At the time of the Sassanian dynasty (224 AD – 652 AD), although Christianity spread in western regions of the country, there were still periods of followers being persecuted, usually at times of conflict and war with Rome. This had not been the case prior to the establishment of Christianity as the state religion of the Roman Empire.
Later, the advent of Islam slowed any Christian expansion, but it was recognised as a protected minority. The Mongol conquest allowed a relative freedom of religious expression, and when some Mongol queens converted to Christianity, the possibility of a Christian revival arose.
In the nineteenth century, with the struggle over the Caucasus between the Qajar dynasty of Iran and the Russian Tsars, the Persian government sought to win the hearts of local Armenian and Georgian Christians, who otherwise might have been expected to favour their fellow Christians in Russia. Russia eventually prevailed and there was a mass migration of Armenian Christians from Azerbaijan towards present day Armenia.

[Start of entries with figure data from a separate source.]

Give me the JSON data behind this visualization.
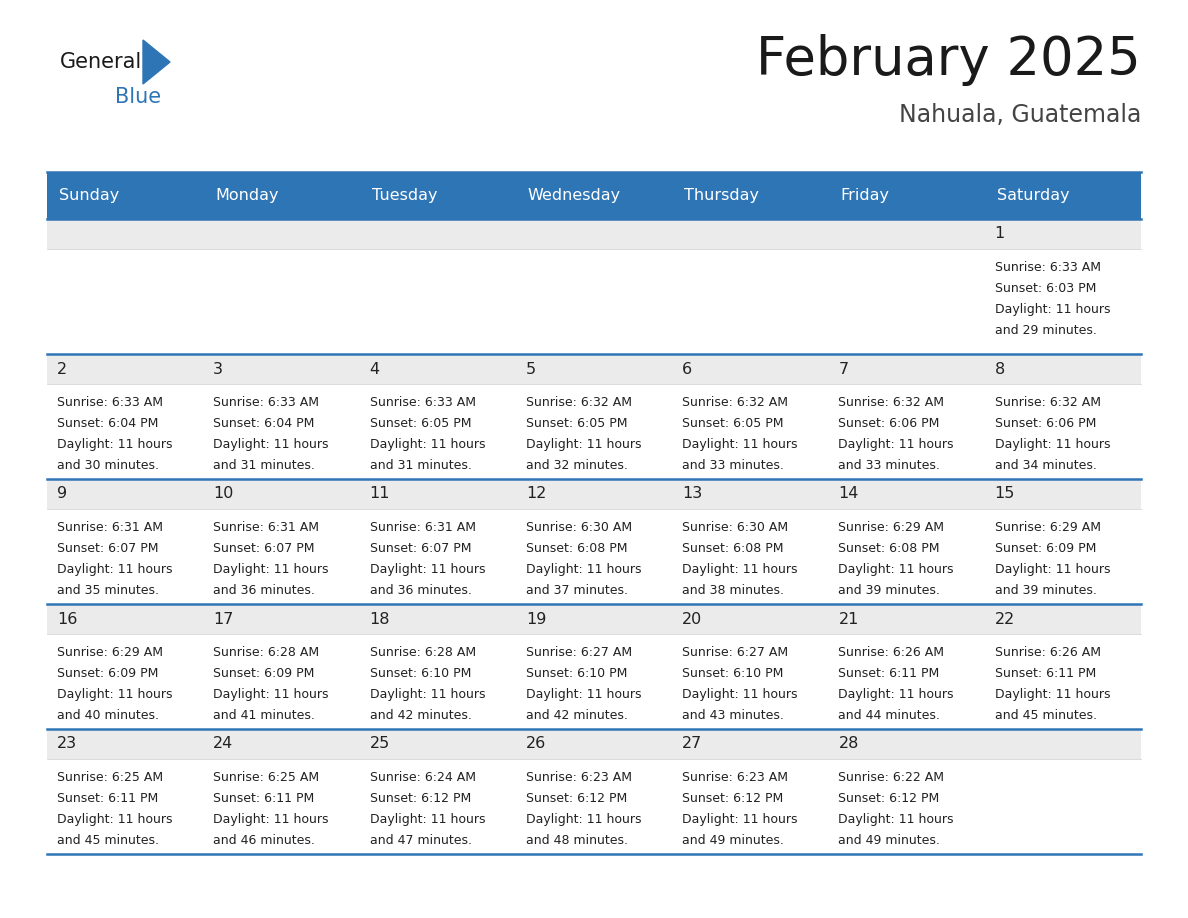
{
  "title": "February 2025",
  "subtitle": "Nahuala, Guatemala",
  "header_bg_color": "#2E75B6",
  "header_text_color": "#FFFFFF",
  "day_names": [
    "Sunday",
    "Monday",
    "Tuesday",
    "Wednesday",
    "Thursday",
    "Friday",
    "Saturday"
  ],
  "grid_line_color": "#2E75B6",
  "day_num_bg_color": "#EBEBEB",
  "cell_bg_color": "#FFFFFF",
  "day_number_color": "#222222",
  "info_text_color": "#222222",
  "title_color": "#1a1a1a",
  "subtitle_color": "#444444",
  "logo_general_color": "#1a1a1a",
  "logo_blue_color": "#2E75B6",
  "calendar_data": [
    [
      null,
      null,
      null,
      null,
      null,
      null,
      {
        "day": 1,
        "sunrise": "6:33 AM",
        "sunset": "6:03 PM",
        "daylight": "11 hours and 29 minutes."
      }
    ],
    [
      {
        "day": 2,
        "sunrise": "6:33 AM",
        "sunset": "6:04 PM",
        "daylight": "11 hours and 30 minutes."
      },
      {
        "day": 3,
        "sunrise": "6:33 AM",
        "sunset": "6:04 PM",
        "daylight": "11 hours and 31 minutes."
      },
      {
        "day": 4,
        "sunrise": "6:33 AM",
        "sunset": "6:05 PM",
        "daylight": "11 hours and 31 minutes."
      },
      {
        "day": 5,
        "sunrise": "6:32 AM",
        "sunset": "6:05 PM",
        "daylight": "11 hours and 32 minutes."
      },
      {
        "day": 6,
        "sunrise": "6:32 AM",
        "sunset": "6:05 PM",
        "daylight": "11 hours and 33 minutes."
      },
      {
        "day": 7,
        "sunrise": "6:32 AM",
        "sunset": "6:06 PM",
        "daylight": "11 hours and 33 minutes."
      },
      {
        "day": 8,
        "sunrise": "6:32 AM",
        "sunset": "6:06 PM",
        "daylight": "11 hours and 34 minutes."
      }
    ],
    [
      {
        "day": 9,
        "sunrise": "6:31 AM",
        "sunset": "6:07 PM",
        "daylight": "11 hours and 35 minutes."
      },
      {
        "day": 10,
        "sunrise": "6:31 AM",
        "sunset": "6:07 PM",
        "daylight": "11 hours and 36 minutes."
      },
      {
        "day": 11,
        "sunrise": "6:31 AM",
        "sunset": "6:07 PM",
        "daylight": "11 hours and 36 minutes."
      },
      {
        "day": 12,
        "sunrise": "6:30 AM",
        "sunset": "6:08 PM",
        "daylight": "11 hours and 37 minutes."
      },
      {
        "day": 13,
        "sunrise": "6:30 AM",
        "sunset": "6:08 PM",
        "daylight": "11 hours and 38 minutes."
      },
      {
        "day": 14,
        "sunrise": "6:29 AM",
        "sunset": "6:08 PM",
        "daylight": "11 hours and 39 minutes."
      },
      {
        "day": 15,
        "sunrise": "6:29 AM",
        "sunset": "6:09 PM",
        "daylight": "11 hours and 39 minutes."
      }
    ],
    [
      {
        "day": 16,
        "sunrise": "6:29 AM",
        "sunset": "6:09 PM",
        "daylight": "11 hours and 40 minutes."
      },
      {
        "day": 17,
        "sunrise": "6:28 AM",
        "sunset": "6:09 PM",
        "daylight": "11 hours and 41 minutes."
      },
      {
        "day": 18,
        "sunrise": "6:28 AM",
        "sunset": "6:10 PM",
        "daylight": "11 hours and 42 minutes."
      },
      {
        "day": 19,
        "sunrise": "6:27 AM",
        "sunset": "6:10 PM",
        "daylight": "11 hours and 42 minutes."
      },
      {
        "day": 20,
        "sunrise": "6:27 AM",
        "sunset": "6:10 PM",
        "daylight": "11 hours and 43 minutes."
      },
      {
        "day": 21,
        "sunrise": "6:26 AM",
        "sunset": "6:11 PM",
        "daylight": "11 hours and 44 minutes."
      },
      {
        "day": 22,
        "sunrise": "6:26 AM",
        "sunset": "6:11 PM",
        "daylight": "11 hours and 45 minutes."
      }
    ],
    [
      {
        "day": 23,
        "sunrise": "6:25 AM",
        "sunset": "6:11 PM",
        "daylight": "11 hours and 45 minutes."
      },
      {
        "day": 24,
        "sunrise": "6:25 AM",
        "sunset": "6:11 PM",
        "daylight": "11 hours and 46 minutes."
      },
      {
        "day": 25,
        "sunrise": "6:24 AM",
        "sunset": "6:12 PM",
        "daylight": "11 hours and 47 minutes."
      },
      {
        "day": 26,
        "sunrise": "6:23 AM",
        "sunset": "6:12 PM",
        "daylight": "11 hours and 48 minutes."
      },
      {
        "day": 27,
        "sunrise": "6:23 AM",
        "sunset": "6:12 PM",
        "daylight": "11 hours and 49 minutes."
      },
      {
        "day": 28,
        "sunrise": "6:22 AM",
        "sunset": "6:12 PM",
        "daylight": "11 hours and 49 minutes."
      },
      null
    ]
  ]
}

The beautiful monastery and church of St. Thaddeus in Iranian Azerbaijan, described in this multimedia report and also known as the Black Church, has been restored several times over the centuries. Together with a few other remaining vestiges of Armenian Christian culture in the area, the church has now been recognised as a UNESCO World Heritage Site and given the title of the Armenian Monastic Ensembles of Iran.